Adding this revision to a disappointing first quarter, Genomic Solutions has reduced its financial expectations for the year. In February, Genomic Solutions CEO Jeffrey Williams predicted that the company would be profitable by the end of 2001. But in its first quarter earnings report, released Thursday, the company said it expected to continue to post losses for the remaining three quarters of the year.
On the bright side, the new distribution agreement could actually help Genomic Solutions in the long run, according to Flaten. “The other way to look at it is that now [Genomic Solutions] has PerkinElmer’s distribution capabilities in the UK,” Flaten said.
PerkinElmer acquired NEN Life Sciences in August, which has sales offices in Belgium, France, Germany, Italy, the Netherlands, Sweden, Switzerland, and the UK. In November, PerkinElmer announced plans to beef up its European sales force 15 percent and to consolidate its operations.

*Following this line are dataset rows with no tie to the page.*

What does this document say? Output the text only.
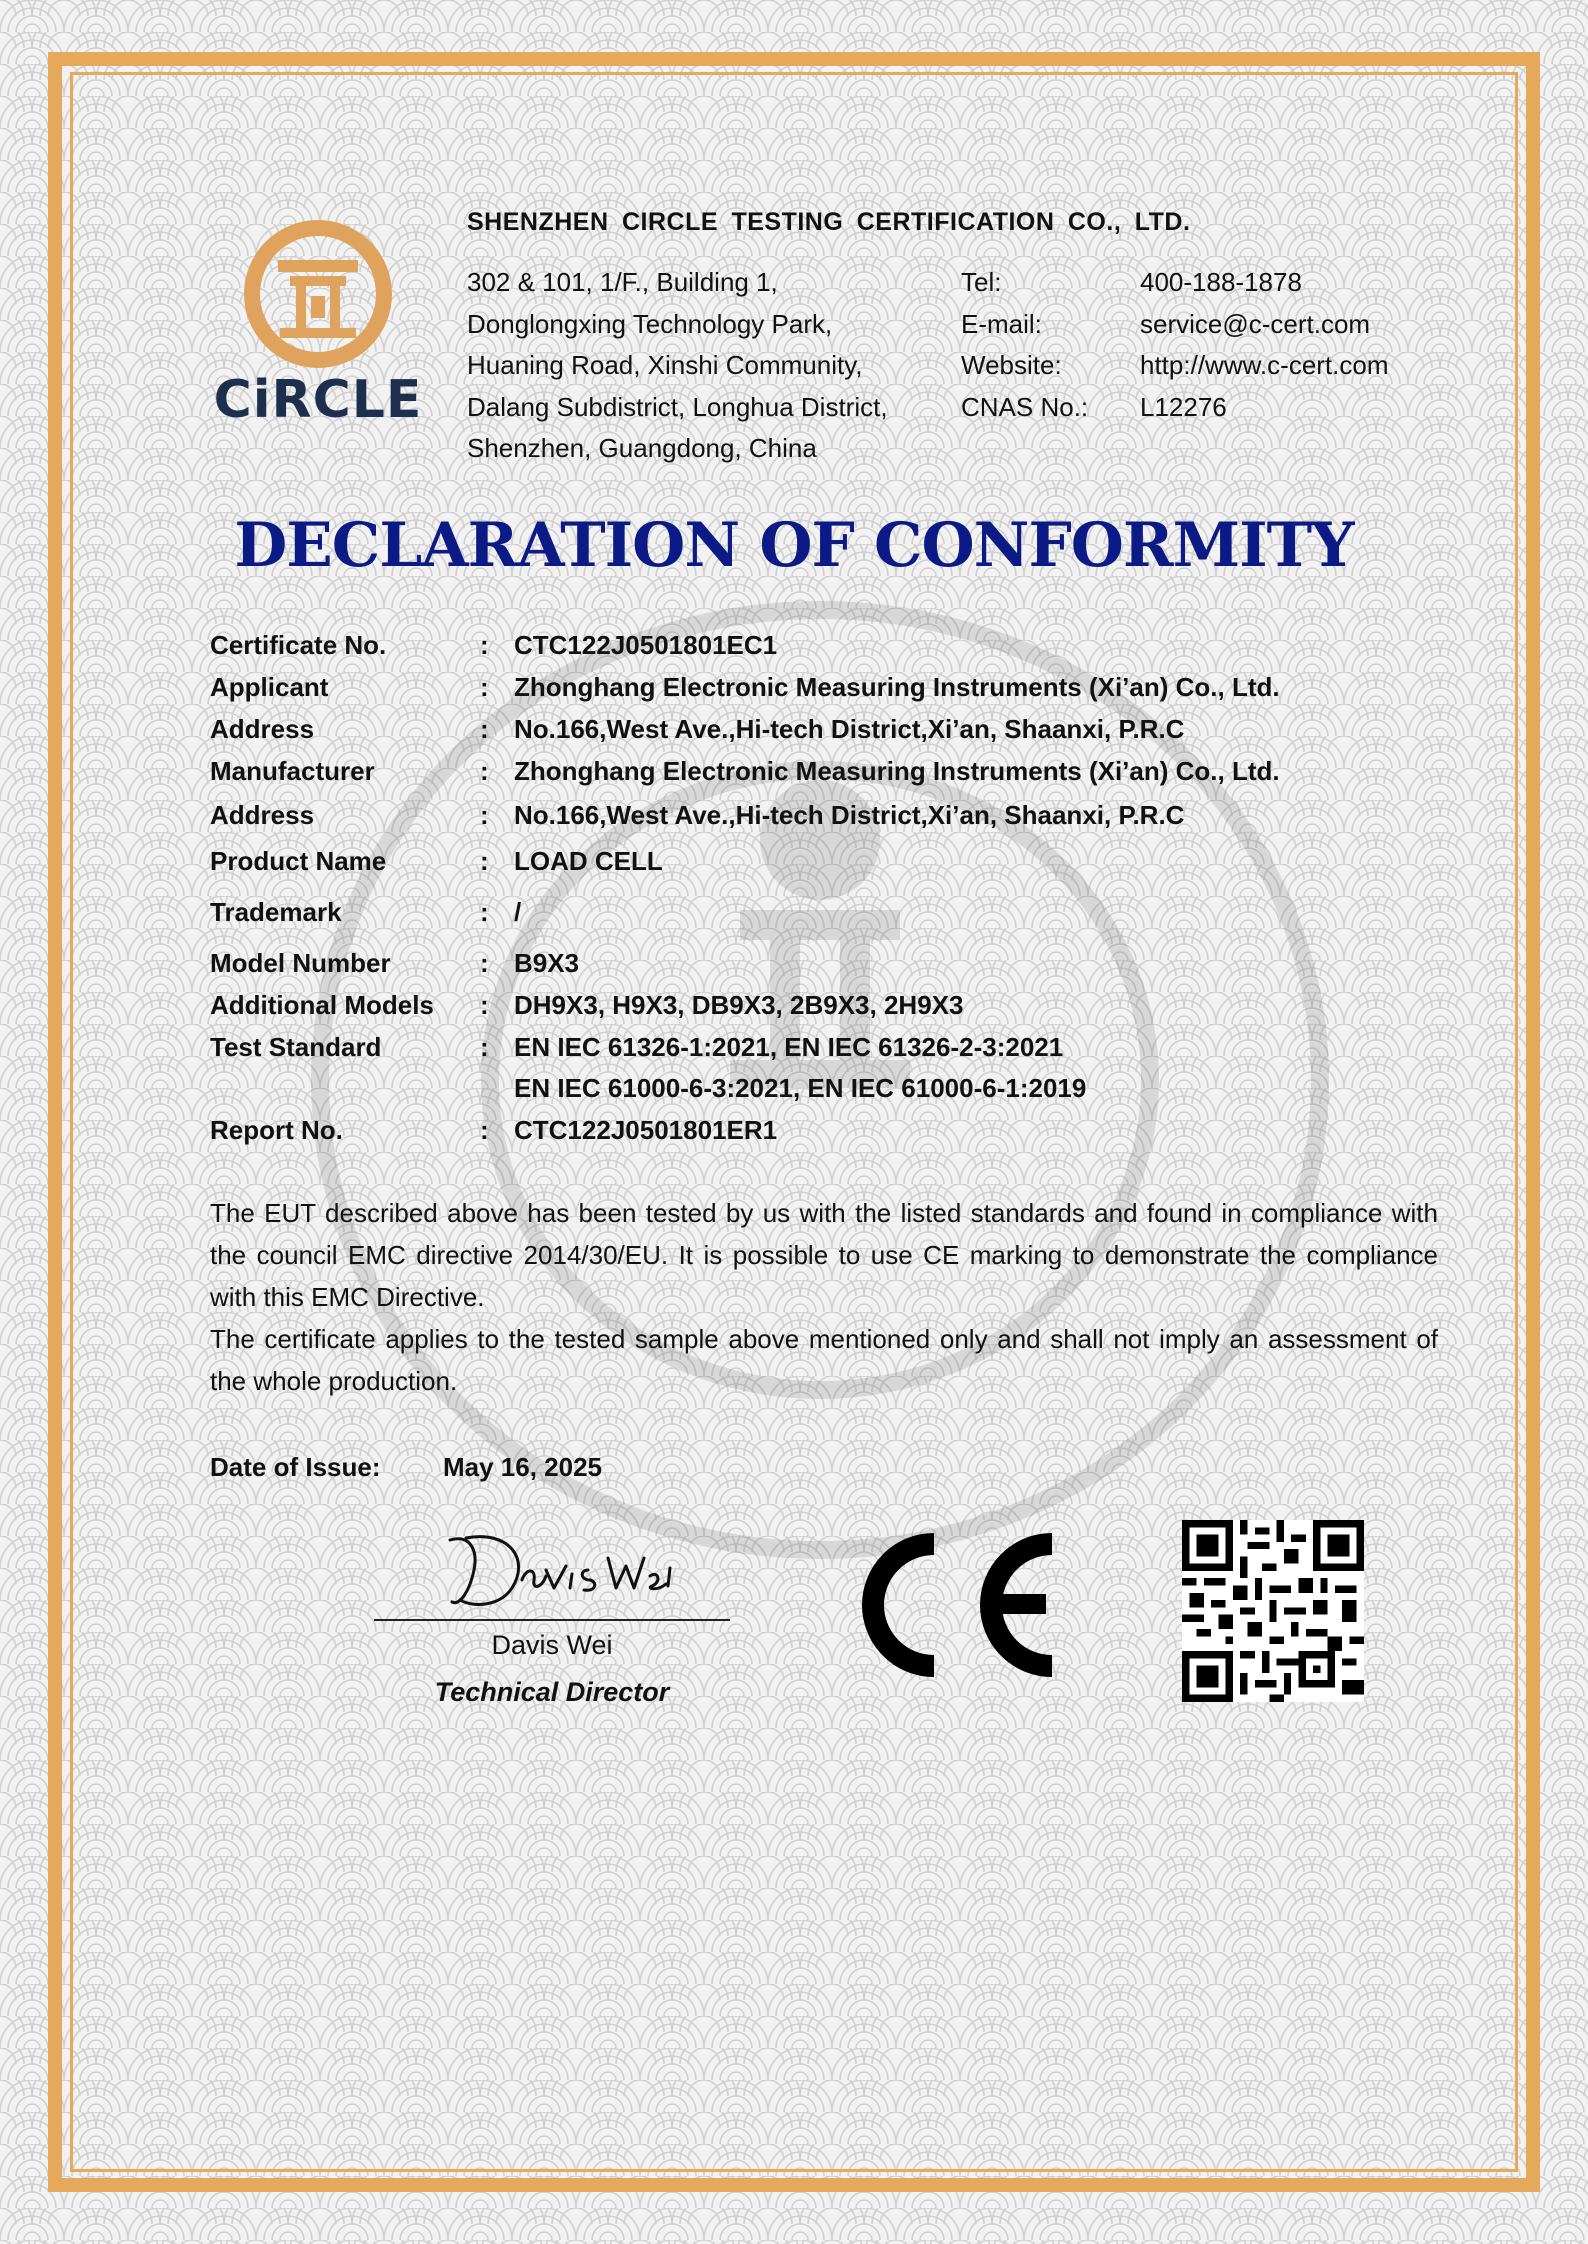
CiRCLE
SHENZHEN CIRCLE TESTING CERTIFICATION CO., LTD.
302 & 101, 1/F., Building 1,
Donglongxing Technology Park,
Huaning Road, Xinshi Community,
Dalang Subdistrict, Longhua District,
Shenzhen, Guangdong, China
Tel:	400-188-1878
E-mail:	service@c-cert.com
Website:	http://www.c-cert.com
CNAS No.:	L12276
DECLARATION OF CONFORMITY
Certificate No.	: CTC122J0501801EC1
Applicant	: Zhonghang Electronic Measuring Instruments (Xi’an) Co., Ltd.
Address	: No.166,West Ave.,Hi-tech District,Xi’an, Shaanxi, P.R.C
Manufacturer	: Zhonghang Electronic Measuring Instruments (Xi’an) Co., Ltd.
Address	: No.166,West Ave.,Hi-tech District,Xi’an, Shaanxi, P.R.C
Product Name	: LOAD CELL
Trademark	: /
Model Number	: B9X3
Additional Models : DH9X3, H9X3, DB9X3, 2B9X3, 2H9X3
Test Standard	: EN IEC 61326-1:2021, EN IEC 61326-2-3:2021
EN IEC 61000-6-3:2021, EN IEC 61000-6-1:2019
Report No.	: CTC122J0501801ER1
The EUT described above has been tested by us with the listed standards and found in compliance with the council EMC directive 2014/30/EU. It is possible to use CE marking to demonstrate the compliance with this EMC Directive.
The certificate applies to the tested sample above mentioned only and shall not imply an assessment of the whole production.
Date of Issue: May 16, 2025
Davis Wei
Technical Director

With the NEN acquisition, PerkinElmer acquired a single microarray product. Now, the company can augment this offering with Genomic Solutions' three specialty microarrays, as well as the three others Genomic Solutions plans to offer by the end of the year. The addition of these microarrays to PerkinElmer's sales arsenal “will give PerkinElmer more things to put in their salespersons' bag,” Flaten said, and will “broaden the distribution channels for [Genomic Solution] pre-printed microarrays.”
To actually improve the outlook for Genomic Solutions, however, PerkinElmer's European sales force will have to pull out of a slump. Genomic Solutions blamed its poor first quarter performance, in which it posted losses of 12 cents per share, 4 cents in excess of Wall Street’s expectations, on the weak sales in Europe.
But Flaten said that the settlement of the lawsuit could change things drastically for PerkinElmer-Genomic Solutions sales efforts. “The lawsuit had a lot to do with the fact that PerkinElmer sales representatives weren’t performing. The relationship was on rocky ground.” Going forward, Flaten said he thinks PerkinElmer is going to provide Genomic Solutions with a “stronger, broader, and deeper distribution channel for their products.”